Seketika jantungku berdegup kencang, bagaimana tidak? , tepat dibelakang ku, sosok kuntilanak berambut panjang, dengan wajah yang putih, bibir pucat, dan mata dengan lingkaran hitam bengkak tersebut, sedang melotot, menatapku dengan tajam.
Aku bergeming, ya tuhan apa yang harusku lakukan ? Ingin rasanya ku menyentuh layar handphone, memotret kuntilanak itu, sebagai bukti yang akan aku tunjukkan ke keluargaku bahwa aku tidak bohong, aku benar benar melihatnya. Tetapi kenyataannya tidak semudah itu, sekujur tubuhku membeku, shock , masih tidak percaya akan hal ini.
Aku hanya bisa turun dari ayunan, dan berlari melewati gang samping rumahku. Sesaat kemudian aku hanya berdiri di jalan yang tak jauh dari rumah tanpa alas kaki. Tubuhku gemetar ketakutan, sekarang ini aku tidak bisa pulang ke rumah, karena aku takut kuntilanak itu masih berada di dalam rumah, 'berdiri' di dekat kaca pintu belakang.
Tak berselang lama, kakakku dan temannya lewat, ada sedikit rasa aman di hatiku, aku menceritakan kejadian yang kualami barusan.
Kakakku menuju pintu belakang, "Mana kuntilanaknya?

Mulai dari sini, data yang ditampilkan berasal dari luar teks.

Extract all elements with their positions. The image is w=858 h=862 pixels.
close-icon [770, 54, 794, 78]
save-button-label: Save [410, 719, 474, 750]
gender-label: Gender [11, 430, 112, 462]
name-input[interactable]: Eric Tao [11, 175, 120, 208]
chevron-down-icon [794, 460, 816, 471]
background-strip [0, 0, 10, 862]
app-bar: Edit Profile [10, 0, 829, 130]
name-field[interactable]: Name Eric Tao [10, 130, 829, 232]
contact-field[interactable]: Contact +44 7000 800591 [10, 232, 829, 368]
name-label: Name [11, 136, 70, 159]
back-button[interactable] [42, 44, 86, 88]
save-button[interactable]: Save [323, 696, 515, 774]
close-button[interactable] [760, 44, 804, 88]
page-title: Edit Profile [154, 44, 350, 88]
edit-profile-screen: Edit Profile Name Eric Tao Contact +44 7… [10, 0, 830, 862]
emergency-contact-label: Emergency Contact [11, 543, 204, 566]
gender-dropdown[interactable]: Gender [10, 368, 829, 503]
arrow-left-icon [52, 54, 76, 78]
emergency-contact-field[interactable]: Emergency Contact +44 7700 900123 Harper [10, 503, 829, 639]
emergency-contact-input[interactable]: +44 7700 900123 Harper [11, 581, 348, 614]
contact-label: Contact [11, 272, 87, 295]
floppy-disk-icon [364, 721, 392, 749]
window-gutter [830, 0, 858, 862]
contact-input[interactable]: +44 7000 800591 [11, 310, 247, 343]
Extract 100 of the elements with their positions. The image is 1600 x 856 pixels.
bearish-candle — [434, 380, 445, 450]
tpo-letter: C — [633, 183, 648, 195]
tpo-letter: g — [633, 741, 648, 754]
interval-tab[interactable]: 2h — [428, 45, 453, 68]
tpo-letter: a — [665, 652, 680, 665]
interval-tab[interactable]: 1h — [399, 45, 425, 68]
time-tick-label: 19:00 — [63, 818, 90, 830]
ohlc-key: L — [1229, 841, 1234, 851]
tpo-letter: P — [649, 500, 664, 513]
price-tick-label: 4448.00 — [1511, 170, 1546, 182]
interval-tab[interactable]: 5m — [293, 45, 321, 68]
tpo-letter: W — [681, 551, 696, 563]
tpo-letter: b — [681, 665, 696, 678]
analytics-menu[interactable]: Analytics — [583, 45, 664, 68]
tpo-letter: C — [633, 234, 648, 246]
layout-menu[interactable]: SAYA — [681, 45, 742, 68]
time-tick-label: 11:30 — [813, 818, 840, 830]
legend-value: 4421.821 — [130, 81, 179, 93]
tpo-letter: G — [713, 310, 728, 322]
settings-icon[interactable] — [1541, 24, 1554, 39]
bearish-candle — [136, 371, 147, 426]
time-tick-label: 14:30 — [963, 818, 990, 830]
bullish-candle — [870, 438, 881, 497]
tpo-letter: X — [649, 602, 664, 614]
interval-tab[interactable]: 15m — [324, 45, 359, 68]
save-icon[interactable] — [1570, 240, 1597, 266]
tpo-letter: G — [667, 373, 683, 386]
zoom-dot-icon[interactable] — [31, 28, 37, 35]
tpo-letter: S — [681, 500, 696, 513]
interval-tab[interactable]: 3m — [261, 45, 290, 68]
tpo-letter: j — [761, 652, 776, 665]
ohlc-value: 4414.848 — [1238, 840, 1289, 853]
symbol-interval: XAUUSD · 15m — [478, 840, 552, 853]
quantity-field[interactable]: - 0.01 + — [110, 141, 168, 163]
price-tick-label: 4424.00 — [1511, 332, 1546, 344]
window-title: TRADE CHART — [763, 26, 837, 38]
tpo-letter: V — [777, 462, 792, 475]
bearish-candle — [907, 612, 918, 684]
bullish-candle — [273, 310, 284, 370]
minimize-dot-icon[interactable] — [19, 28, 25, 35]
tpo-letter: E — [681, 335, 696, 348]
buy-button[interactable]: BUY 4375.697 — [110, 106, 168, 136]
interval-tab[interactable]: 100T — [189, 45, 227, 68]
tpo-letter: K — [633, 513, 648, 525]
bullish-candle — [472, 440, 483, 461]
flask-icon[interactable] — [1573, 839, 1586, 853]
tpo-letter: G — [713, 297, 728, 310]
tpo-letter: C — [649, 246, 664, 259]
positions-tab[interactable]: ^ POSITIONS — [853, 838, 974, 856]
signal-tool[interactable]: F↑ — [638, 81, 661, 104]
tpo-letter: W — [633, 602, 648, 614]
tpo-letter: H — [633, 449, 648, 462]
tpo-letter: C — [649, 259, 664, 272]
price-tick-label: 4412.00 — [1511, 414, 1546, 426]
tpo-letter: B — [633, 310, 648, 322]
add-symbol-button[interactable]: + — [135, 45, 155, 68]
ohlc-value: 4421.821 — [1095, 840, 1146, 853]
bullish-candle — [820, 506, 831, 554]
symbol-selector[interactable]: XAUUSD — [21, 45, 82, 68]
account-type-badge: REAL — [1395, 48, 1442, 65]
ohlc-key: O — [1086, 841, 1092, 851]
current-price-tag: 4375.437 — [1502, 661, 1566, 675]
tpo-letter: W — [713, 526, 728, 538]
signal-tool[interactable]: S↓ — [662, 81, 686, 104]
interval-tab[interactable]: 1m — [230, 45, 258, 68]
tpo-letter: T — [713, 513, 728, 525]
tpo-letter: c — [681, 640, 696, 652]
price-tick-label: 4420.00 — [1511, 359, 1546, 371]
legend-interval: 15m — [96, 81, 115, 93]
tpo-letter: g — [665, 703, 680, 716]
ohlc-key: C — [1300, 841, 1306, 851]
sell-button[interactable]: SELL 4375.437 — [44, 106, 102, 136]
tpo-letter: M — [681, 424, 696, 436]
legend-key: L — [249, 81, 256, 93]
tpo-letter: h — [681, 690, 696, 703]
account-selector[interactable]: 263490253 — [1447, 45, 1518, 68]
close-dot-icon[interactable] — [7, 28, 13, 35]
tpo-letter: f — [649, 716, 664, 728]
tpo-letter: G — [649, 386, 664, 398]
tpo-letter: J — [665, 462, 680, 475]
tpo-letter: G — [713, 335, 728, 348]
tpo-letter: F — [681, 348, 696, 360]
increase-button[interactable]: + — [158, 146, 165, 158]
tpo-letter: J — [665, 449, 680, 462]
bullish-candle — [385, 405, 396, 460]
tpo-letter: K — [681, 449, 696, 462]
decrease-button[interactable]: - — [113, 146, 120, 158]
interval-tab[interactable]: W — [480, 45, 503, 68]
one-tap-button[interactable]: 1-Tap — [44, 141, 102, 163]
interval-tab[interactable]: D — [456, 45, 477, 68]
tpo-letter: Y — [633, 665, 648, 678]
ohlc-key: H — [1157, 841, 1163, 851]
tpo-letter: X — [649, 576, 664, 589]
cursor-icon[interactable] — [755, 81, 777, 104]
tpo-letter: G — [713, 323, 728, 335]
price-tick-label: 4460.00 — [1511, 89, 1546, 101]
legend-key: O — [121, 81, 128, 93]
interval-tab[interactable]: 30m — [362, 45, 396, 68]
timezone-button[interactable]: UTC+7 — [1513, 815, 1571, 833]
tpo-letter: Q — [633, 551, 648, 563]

Ga ada apa apa tuh"
"Tadi ada kak, serius" seruku menyakinkan kakak.
Kakakku memang orang yang cuek, bukannya menenangkanku, ia malah kembali bermain dengan temannya.
"huh kakak macam apa itu" ujarku kesal.
Setelah lelah berdiri, akhirnya nenekku pulang, aku baru berani pulang ke rumah bersama nenek. Sejak saat itu aku menjadi anak yang semakin penakut.